Statistics is a great module which quickly calculates statistics of numeric data. I used this for quick mean(), median(), and mode() calculations, as well as stdev().

**random**

Random, as you may be able to tell from the name, implements pseudo-random number generators. I've used choice(), choices(), and randint(). Choices() is used (with default replacement) to create bootstrap samples.

**statsmodel**

I used this one time to create an OLS model (ordinary least squares) because a google search led me to believe it was the easiest way to find the coefficients for the plane of best fit on the stretch problem on the Lambda School assignment 6. Note - as of time of writing I'm seeking feedback from Lambda School on graphing the plane itself as I was not able to figure it out playing around with it.

**itertools **

Itertools is a module which implements a bunch of useful building blocks for iteration.

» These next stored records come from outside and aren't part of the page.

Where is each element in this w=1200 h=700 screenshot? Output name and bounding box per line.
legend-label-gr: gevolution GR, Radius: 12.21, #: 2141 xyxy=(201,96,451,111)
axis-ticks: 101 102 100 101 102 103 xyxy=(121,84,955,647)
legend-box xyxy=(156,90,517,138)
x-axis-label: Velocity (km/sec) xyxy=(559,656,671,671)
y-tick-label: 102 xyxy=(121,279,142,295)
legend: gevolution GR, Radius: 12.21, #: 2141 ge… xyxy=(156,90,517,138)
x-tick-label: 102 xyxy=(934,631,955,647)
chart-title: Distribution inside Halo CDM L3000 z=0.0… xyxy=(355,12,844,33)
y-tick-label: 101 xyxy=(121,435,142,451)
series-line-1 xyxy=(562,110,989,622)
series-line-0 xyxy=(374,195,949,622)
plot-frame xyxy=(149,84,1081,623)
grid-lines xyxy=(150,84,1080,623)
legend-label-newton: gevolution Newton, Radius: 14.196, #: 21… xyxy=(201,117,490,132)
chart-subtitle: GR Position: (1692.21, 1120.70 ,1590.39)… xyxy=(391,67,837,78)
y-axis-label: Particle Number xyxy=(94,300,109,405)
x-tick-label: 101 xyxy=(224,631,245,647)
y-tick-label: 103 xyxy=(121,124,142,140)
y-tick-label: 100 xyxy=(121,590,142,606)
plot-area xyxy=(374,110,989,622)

So far I've only used *takewhile() *and *cycle()*.

**functools **

I've only used this to import reduce to create lambda functions to calculate mean:

```
from functools import reduce
def findMean(numbers):
total = reduce(lambda x, y: x+y, numbers)
mean = total/len(numbers)
return mean
```

**collections**

Collections is a module which is described in documentation as implementing specialized container datatypes as alternatives to the built-in containers of *dict*,* list*,* set*, and *tuple*. I used it for the Counter container, in a formula put together to return mode for multimodal data (using Collection's built-in most_common() function).